4. En deuxième lieu, aux termes de l'article 24 du décret n° 2012-1246 du 7 novembre 2012 : " () Toute créance liquidée faisant l'objet d'une déclaration ou d'un ordre de recouvrer indique les bases de la liquidation () ". Pour satisfaire à ces dispositions, un état exécutoire doit indiquer les bases de la liquidation de la créance pour le recouvrement de laquelle il est émis et les éléments de calcul sur lesquels il se fonde, soit dans le titre lui-même, soit par référence précise à un document joint à l'état exécutoire ou précédemment adressé au débiteur.

5. En l'espèce, d'une part, l'avis de sommes à payer émis le 21 décembre 2022 comporte la mention " DISTILLERIE BIELLE NOTIFICATION REDEVANCE DE L'EAU NON DOMESTIQUE ANNEE 2021 " qui permettait à la société requérante de comprendre qu'il correspondait à la redevance pour pollution de l'eau d'origine non domestique au titre de l'année 2021. D'autre part, il résulte de l'instruction que la société d'exploitation de la distillerie Bielle avait été préalablement rendue destinataire d'un courrier recommandé du 20 décembre 2022, à laquelle le titre exécutoire fait implicitement mais nécessairement référence, qui lui permettait de comprendre les assiettes retenues et les modalités de calcul de la somme mise à la charge de l'intéressée par le titre litigieux, notamment le taux en euros par unité de pollution constatée.

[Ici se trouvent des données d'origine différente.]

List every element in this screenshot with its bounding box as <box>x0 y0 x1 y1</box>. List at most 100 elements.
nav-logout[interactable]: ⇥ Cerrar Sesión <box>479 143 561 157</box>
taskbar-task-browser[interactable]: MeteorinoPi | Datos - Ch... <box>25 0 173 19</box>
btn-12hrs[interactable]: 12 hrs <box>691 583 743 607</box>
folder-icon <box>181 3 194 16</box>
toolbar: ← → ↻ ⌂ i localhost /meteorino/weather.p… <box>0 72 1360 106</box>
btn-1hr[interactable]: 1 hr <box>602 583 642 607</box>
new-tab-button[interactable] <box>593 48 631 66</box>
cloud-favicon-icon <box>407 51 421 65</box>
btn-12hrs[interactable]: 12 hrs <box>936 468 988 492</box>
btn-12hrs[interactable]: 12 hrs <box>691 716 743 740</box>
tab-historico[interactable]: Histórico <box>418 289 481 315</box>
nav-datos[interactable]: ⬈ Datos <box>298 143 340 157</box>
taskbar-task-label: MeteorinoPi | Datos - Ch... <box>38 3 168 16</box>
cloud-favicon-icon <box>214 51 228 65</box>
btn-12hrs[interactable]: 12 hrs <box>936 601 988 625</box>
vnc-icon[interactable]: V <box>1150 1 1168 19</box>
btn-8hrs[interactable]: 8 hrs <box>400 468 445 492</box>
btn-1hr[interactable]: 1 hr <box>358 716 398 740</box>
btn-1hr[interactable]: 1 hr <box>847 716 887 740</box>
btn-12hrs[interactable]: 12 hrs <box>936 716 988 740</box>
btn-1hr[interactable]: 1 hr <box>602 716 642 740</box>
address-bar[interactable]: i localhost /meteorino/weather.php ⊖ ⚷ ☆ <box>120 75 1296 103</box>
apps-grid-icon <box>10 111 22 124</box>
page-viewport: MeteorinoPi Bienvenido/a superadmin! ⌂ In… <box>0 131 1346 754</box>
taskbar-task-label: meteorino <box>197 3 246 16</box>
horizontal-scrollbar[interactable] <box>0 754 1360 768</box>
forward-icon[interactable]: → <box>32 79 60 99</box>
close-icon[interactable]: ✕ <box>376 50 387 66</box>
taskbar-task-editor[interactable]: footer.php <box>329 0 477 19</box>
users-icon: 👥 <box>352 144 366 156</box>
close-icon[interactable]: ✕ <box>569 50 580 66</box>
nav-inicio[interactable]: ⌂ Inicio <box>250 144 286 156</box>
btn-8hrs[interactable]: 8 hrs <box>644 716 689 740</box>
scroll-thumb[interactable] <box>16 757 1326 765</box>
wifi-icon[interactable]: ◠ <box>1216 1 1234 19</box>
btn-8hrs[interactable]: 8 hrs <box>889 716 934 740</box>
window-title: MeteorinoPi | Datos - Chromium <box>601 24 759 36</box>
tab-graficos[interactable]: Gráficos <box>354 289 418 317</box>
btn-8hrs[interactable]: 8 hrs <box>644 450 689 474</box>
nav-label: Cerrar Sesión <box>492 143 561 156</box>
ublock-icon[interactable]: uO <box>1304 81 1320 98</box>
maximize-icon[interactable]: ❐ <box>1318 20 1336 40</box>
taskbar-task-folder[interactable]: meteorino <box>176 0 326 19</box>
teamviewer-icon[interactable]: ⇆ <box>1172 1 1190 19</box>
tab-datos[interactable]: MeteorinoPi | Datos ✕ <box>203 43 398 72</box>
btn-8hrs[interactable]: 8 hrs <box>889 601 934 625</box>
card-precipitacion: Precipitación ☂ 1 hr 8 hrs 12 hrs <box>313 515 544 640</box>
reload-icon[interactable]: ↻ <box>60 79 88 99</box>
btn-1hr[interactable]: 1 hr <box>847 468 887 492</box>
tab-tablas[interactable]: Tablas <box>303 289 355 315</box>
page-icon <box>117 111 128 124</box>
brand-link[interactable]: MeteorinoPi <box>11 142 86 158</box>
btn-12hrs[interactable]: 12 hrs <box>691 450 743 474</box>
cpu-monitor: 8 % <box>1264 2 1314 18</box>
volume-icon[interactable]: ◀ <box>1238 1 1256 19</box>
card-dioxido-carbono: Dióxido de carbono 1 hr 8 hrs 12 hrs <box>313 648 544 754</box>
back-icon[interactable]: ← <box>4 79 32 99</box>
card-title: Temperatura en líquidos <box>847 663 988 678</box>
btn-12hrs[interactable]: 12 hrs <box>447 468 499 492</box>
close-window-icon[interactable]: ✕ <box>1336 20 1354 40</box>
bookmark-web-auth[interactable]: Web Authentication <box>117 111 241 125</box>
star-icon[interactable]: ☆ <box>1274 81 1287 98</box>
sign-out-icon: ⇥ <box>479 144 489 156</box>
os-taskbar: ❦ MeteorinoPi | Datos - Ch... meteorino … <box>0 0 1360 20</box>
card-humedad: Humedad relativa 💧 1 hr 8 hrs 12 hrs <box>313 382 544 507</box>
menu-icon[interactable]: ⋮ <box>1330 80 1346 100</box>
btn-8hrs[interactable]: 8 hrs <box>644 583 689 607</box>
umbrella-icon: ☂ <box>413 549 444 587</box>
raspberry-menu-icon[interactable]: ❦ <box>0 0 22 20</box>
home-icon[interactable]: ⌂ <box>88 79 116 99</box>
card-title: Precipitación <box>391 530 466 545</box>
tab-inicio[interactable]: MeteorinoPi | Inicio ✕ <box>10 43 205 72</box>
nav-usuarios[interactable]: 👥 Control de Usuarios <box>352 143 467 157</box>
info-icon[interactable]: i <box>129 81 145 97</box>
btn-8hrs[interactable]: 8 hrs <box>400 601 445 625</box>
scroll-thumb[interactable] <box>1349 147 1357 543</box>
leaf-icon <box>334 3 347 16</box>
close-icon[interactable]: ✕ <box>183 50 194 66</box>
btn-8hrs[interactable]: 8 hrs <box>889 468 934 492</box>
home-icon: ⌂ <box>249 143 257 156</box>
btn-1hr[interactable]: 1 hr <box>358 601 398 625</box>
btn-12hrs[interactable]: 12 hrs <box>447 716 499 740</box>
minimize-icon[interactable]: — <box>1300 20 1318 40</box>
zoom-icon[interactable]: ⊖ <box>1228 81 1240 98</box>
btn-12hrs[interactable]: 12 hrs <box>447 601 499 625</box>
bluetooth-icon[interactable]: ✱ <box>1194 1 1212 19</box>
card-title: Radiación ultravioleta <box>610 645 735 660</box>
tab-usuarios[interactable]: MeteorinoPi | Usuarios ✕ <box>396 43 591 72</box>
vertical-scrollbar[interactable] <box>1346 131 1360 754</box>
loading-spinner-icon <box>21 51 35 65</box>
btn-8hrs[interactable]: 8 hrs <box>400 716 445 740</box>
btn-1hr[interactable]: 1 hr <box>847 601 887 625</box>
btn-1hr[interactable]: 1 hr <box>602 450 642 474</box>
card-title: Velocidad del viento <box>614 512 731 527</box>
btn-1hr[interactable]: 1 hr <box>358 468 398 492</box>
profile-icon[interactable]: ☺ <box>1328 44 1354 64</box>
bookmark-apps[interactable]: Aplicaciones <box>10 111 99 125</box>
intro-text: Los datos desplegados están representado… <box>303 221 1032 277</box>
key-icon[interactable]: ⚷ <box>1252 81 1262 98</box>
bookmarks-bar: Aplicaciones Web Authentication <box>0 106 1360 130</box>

Dans ces conditions, la société n'est pas fondée à soutenir qu'elle n'aurait pas été régulièrement informée des bases et éléments de calcul de la créance dont il lui était demandé règlement. Par suite, le moyen tiré de la méconnaissance de l'article 24 du décret du 7 novembre 2012 relatif à la gestion budgétaire et comptable publique doit être écarté.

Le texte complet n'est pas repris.